Fondée il y a presque six ans par Roger Kusch, ancien politicien CDU désormais surnommé «Docteur Mort», Sterbehilfe Deutschland admet que si la loi passait, elle devrait «faire une pause». Et leur plan B serait de ne plus opérer que depuis la Suisse, pour autant que la loi le permette.
«En Suisse, le droit à la liberté est le principe le plus élevé de l’Etat, déclare Roger Kusch à swissinfo.ch. Maintenant, on en est arrivé au point qu’à la fin de leur vie, les Allemands ne peuvent pas décider s’ils veulent bénéficier de ce droit. Une évolution pareille serait impensable en Suisse».
Si la loi devait passer, Roger Kusch a déjà annoncé qu’il déposerait un recours auprès du Tribunal constitutionnel fédéral.
Renate Künast, qui fut ministre (verte) de la Protection des consommateurs au début des années 2000, est quant à elle co-auteur d’un projet de loi qui veut maintenir l’impunité pour ce qui touche au suicide assisté.
«Ma crainte est que le projet qui entend criminaliser quasiment tout suicide assisté passe la rampe, a-t-elle déclaré.

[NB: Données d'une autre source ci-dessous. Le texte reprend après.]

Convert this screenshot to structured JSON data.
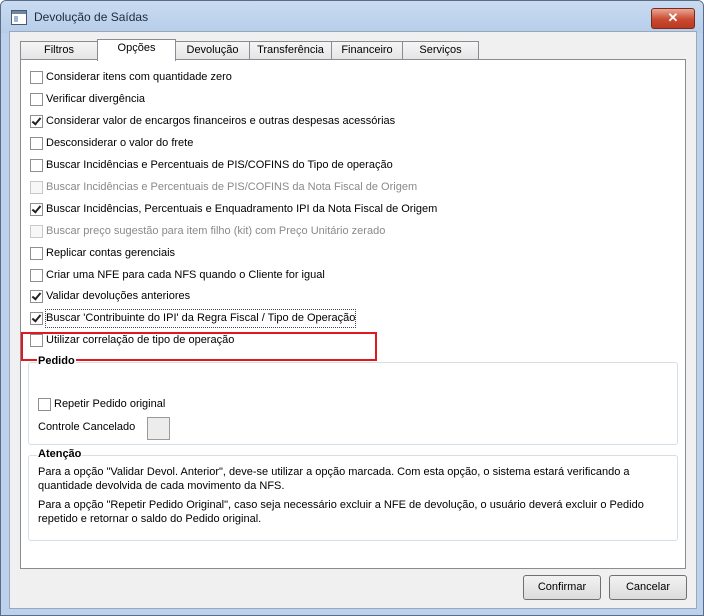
{
  "window": {
    "title": "Devolução de Saídas",
    "close_glyph": "✕"
  },
  "tabs": [
    {
      "label": "Filtros"
    },
    {
      "label": "Opções"
    },
    {
      "label": "Devolução"
    },
    {
      "label": "Transferência"
    },
    {
      "label": "Financeiro"
    },
    {
      "label": "Serviços"
    }
  ],
  "active_tab": "Opções",
  "options": [
    {
      "label": "Considerar itens com quantidade zero",
      "checked": false,
      "enabled": true
    },
    {
      "label": "Verificar divergência",
      "checked": false,
      "enabled": true
    },
    {
      "label": "Considerar valor de encargos financeiros e outras despesas acessórias",
      "checked": true,
      "enabled": true
    },
    {
      "label": "Desconsiderar o valor do frete",
      "checked": false,
      "enabled": true
    },
    {
      "label": "Buscar Incidências e Percentuais de PIS/COFINS do Tipo de operação",
      "checked": false,
      "enabled": true
    },
    {
      "label": "Buscar Incidências e Percentuais de PIS/COFINS da Nota Fiscal de Origem",
      "checked": false,
      "enabled": false
    },
    {
      "label": "Buscar Incidências, Percentuais e Enquadramento IPI da Nota Fiscal de Origem",
      "checked": true,
      "enabled": true
    },
    {
      "label": "Buscar preço sugestão para item filho (kit) com Preço Unitário zerado",
      "checked": false,
      "enabled": false
    },
    {
      "label": "Replicar contas gerenciais",
      "checked": false,
      "enabled": true
    },
    {
      "label": "Criar uma NFE para cada NFS quando o Cliente for igual",
      "checked": false,
      "enabled": true
    },
    {
      "label": "Validar devoluções anteriores",
      "checked": true,
      "enabled": true
    },
    {
      "label": "Buscar 'Contribuinte do IPI' da Regra Fiscal / Tipo de Operação",
      "checked": true,
      "enabled": true,
      "highlighted": true
    },
    {
      "label": "Utilizar correlação de tipo de operação",
      "checked": false,
      "enabled": true
    }
  ],
  "pedido": {
    "title": "Pedido",
    "repetir_label": "Repetir Pedido original",
    "repetir_checked": false,
    "controle_label": "Controle Cancelado"
  },
  "atencao": {
    "title": "Atenção",
    "note1": "Para a opção \"Validar Devol. Anterior\", deve-se utilizar a opção marcada. Com esta opção, o sistema estará verificando a quantidade devolvida de cada movimento da NFS.",
    "note2": "Para a opção \"Repetir Pedido Original\", caso seja necessário excluir a NFE de devolução, o usuário deverá excluir o Pedido repetido e retornar o saldo do Pedido original."
  },
  "buttons": {
    "confirm": "Confirmar",
    "cancel": "Cancelar"
  },
  "colors": {
    "highlight_border": "#e0181f",
    "close_button": "#c94a2f",
    "titlebar": "#bcd2ec"
  }
}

Et quel serait le résultat? Ce pourrait être davantage de tourisme de la mort vers la Suisse. Ou alors que les gens essaient de se suicider de manière inappropriée, ce qui causerait des tas d’autres problèmes»
Répercussions en Suisse
Même Exit, qui n’offre pas ses services aux personnes ne résidant pas en Suisse, regarde les développements en Allemagne avec inquiétude.
«Il est très probable qu’ils prononcent l’interdiction, explique son directeur Bernhard Sutter à swissinfo.ch. Et la question est: que va-t-il se passer en Suisse après ça? Parce qu’il y a beaucoup de patients allemands qui viennent ici pour chercher de l’aide. Les Suisses pourront-ils encore les aider? Nous avons des membres suisses qui vivent en Allemagne. Est-ce que nous pourrons encore leur envoyer nos lettres d’informations?»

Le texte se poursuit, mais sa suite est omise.